Robert Longstreet isn’t an especially flashy actor, neither in celebrity nor in performance. He has the appearance & demeanor of a kindhearted, broken-down Russell Crowe, playing most of his roles as a lovable but emotionally volatile galoot. As quietly sad & reflective as his screen presence can be, I find myself getting excited whenever I see his name among a project’s credits. Between Mohawk, Septien, Take Shelter, The Haunting of Hill House, Sorry to Bother You, and I Don’t Feel at Home in this World Anymore, Longstreet has demonstrated that his choice in projects is at the very least consistently interesting; he may not always steal the show, but the show itself will never be a bore. I’m used to seeing him as a minor (even if often eccentric) character in these works, so it was a wonderful surprise to watch him co-lead an indie drama in Jules of Light and Dark. A dual trauma & recovery narrative, Jules of Light and Dark splits its POV between two unlikely protagonists: a listless partygoing college student (Snowy Bing Bongs’s Tallie Medel) & a hopeless-drunk oil field worker played by Longstreet. It’s a small-scale drama that could easily sink into indie film fest tedium, but Longstreet’s presence effectively vouches for the young cast around him, as well as for first-time director Daniel Laabs.

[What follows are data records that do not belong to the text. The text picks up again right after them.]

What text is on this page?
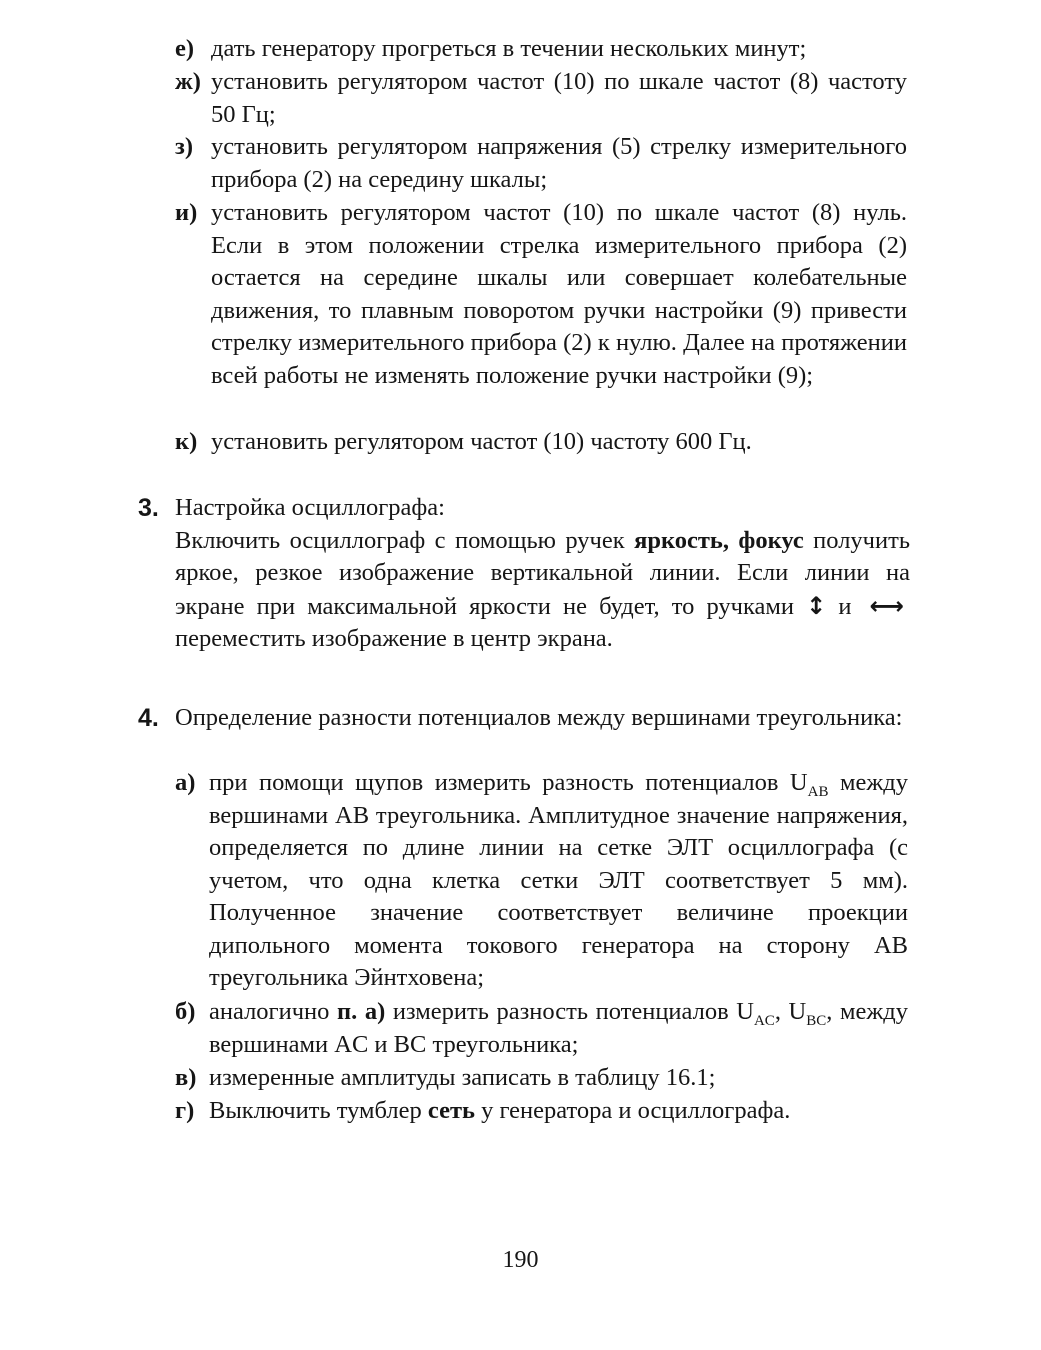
е) дать генератору прогреться в течении нескольких минут;
ж) установить регулятором частот (10) по шкале частот (8) частоту 50 Гц;
з) установить регулятором напряжения (5) стрелку измерительного прибора (2) на середину шкалы;
и) установить регулятором частот (10) по шкале частот (8) нуль. Если в этом положении стрелка измерительного прибора (2) остается на середине шкалы или совершает колебательные движения, то плавным поворотом ручки настройки (9) привести стрелку измерительного прибора (2) к нулю. Далее на протяжении всей работы не изменять положение ручки настройки (9);
к) установить регулятором частот (10) частоту 600 Гц.
3. Настройка осциллографа:
Включить осциллограф с помощью ручек яркость, фокус получить яркое, резкое изображение вертикальной линии. Если линии на экране при максимальной яркости не будет, то ручками ↕ и ⟷ переместить изображение в центр экрана.
4. Определение разности потенциалов между вершинами треугольника:
а) при помощи щупов измерить разность потенциалов $U_{AB}$ между вершинами AB треугольника. Амплитудное значение напряжения, определяется по длине линии на сетке ЭЛТ осциллографа (с учетом, что одна клетка сетки ЭЛТ соответствует 5 мм). Полученное значение соответствует величине проекции дипольного момента токового генератора на сторону AB треугольника Эйнтховена;
б) аналогично п. а) измерить разность потенциалов $U_{AC}$, $U_{BC}$, между вершинами AC и BC треугольника;
в) измеренные амплитуды записать в таблицу 16.1;
г) Выключить тумблер сеть у генератора и осциллографа.
190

The college student drama of Jules of Light and Dark follows a young lesbian at the center of a romantic triangle, as her longtime girlfriend Jules pushes her to reluctantly experiment with bringing a third, masculine partner (a sweet, but clueless DJ) into the bedroom. The local rave scene they’re involved in—staged in empty, isolated Texan fields—clouds their ability to negotiate this sexual discomfort soberly (in multiple meanings of the word), and the movie is densely packed with college-age sexual mishaps. The oil worker drama half is also clouded by substance abuse and sexual discomfort, as Longstreet’s co-protagonist struggles to out himself as queer and instead hides his true colors beneath untold gallons of alcohol. These dual coming of age stories— one for a smart kid in their early 20s and one for an overgrown man-child in their early 50s— are allowed to remain largely separate throughout Jules of Light and Dark, but they converge early when a car accident after “the last rave of the year” leaves several characters in need of intensive post-trauma physical therapy. Estranged from their families because of their sexuality, our two disparate protagonists find unlikely kinship & emotional support in each other; their parallel tales of recovery are both quietly transformative, although never grand nor overachieving.

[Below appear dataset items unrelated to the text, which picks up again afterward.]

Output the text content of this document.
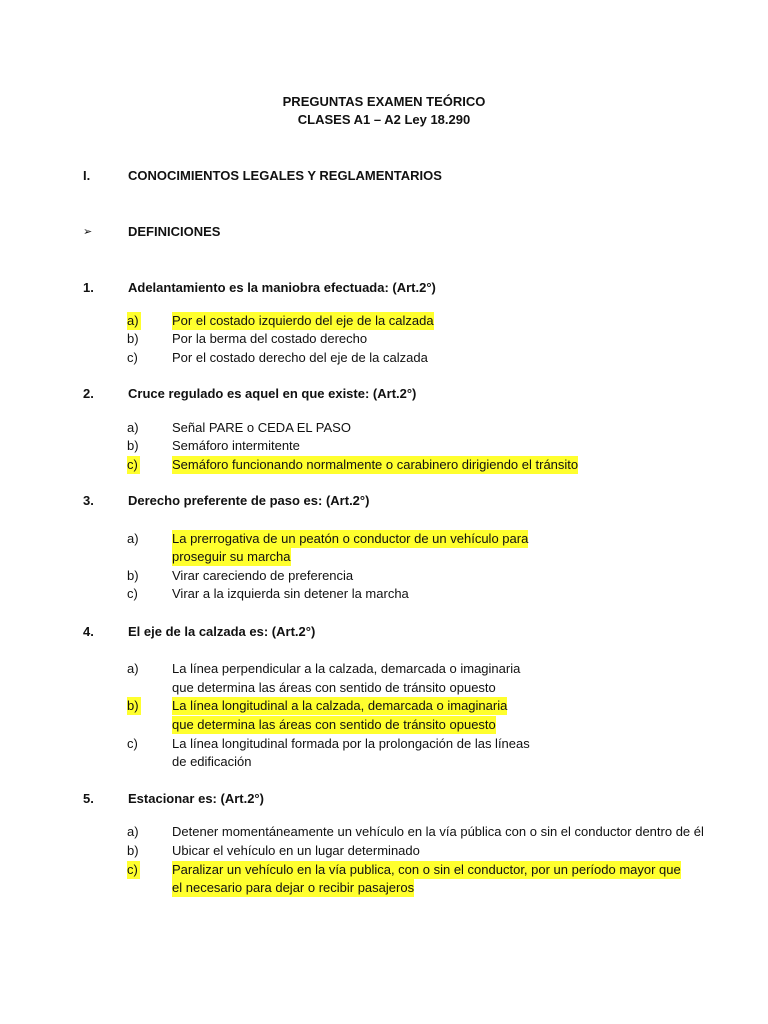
PREGUNTAS EXAMEN TEÓRICO
CLASES A1 – A2 Ley 18.290
I.	CONOCIMIENTOS LEGALES Y REGLAMENTARIOS
➢	DEFINICIONES
1.	Adelantamiento es la maniobra efectuada: (Art.2°)
a)	Por el costado izquierdo del eje de la calzada
b)	Por la berma del costado derecho
c)	Por el costado derecho del eje de la calzada
2.	Cruce regulado es aquel en que existe: (Art.2°)
a)	Señal PARE o CEDA EL PASO
b)	Semáforo intermitente
c)	Semáforo funcionando normalmente o carabinero dirigiendo el tránsito
3.	Derecho preferente de paso es: (Art.2°)
a)	La prerrogativa de un peatón o conductor de un vehículo para
proseguir su marcha
b)	Virar careciendo de preferencia
c)	Virar a la izquierda sin detener la marcha
4.	El eje de la calzada es: (Art.2°)
a)	La línea perpendicular a la calzada, demarcada o imaginaria
que determina las áreas con sentido de tránsito opuesto
b)	La línea longitudinal a la calzada, demarcada o imaginaria
que determina las áreas con sentido de tránsito opuesto
c)	La línea longitudinal formada por la prolongación de las líneas
de edificación
5.	Estacionar es: (Art.2°)
a)	Detener momentáneamente un vehículo en la vía pública con o sin el conductor dentro de él
b)	Ubicar el vehículo en un lugar determinado
c)	Paralizar un vehículo en la vía publica, con o sin el conductor, por un período mayor que
el necesario para dejar o recibir pasajeros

Laabs strikes an interesting balance here, both searching for small moments of intimate drama between his well-defined characters and chasing the aesthetic pleasures of rural rave culture – especially in the way glitter & nightclub lighting clash with the campfire-warmed barnyard setting of a horse ranch. Medel holds her own as a wide-eyed, wholesome queer punk in the middle of a college-age identity crisis she was reluctantly pushed into by a restless girlfriend. Her character’s attempts to hold onto failed or fading relationships at any cost are wonderfully paralleled by the oil worker’s own desperation to re-forge meaningful connections he already drank into oblivion long before the movie started. It was Longstreet’s performance as that drunken, broken down galoot that really won me over. For all the film’s glitter & molly excess and frustrated moments of sexual exploration, the best sequence throughout simply follows Longstreet as he decides whether to adopt a kitten or a puppy from the local animal shelter in his desperate, misguided attempts to establish emotional connections with another living being. Watching that sappy drunk play with a kitten from the opposite end of a kennel makes him pitiful enough to fall in love with, which only makes him more dangerous. Longstreet nails that quietly, lovably pathetic tone perfectly, as he already has many times before, largely unnoticed.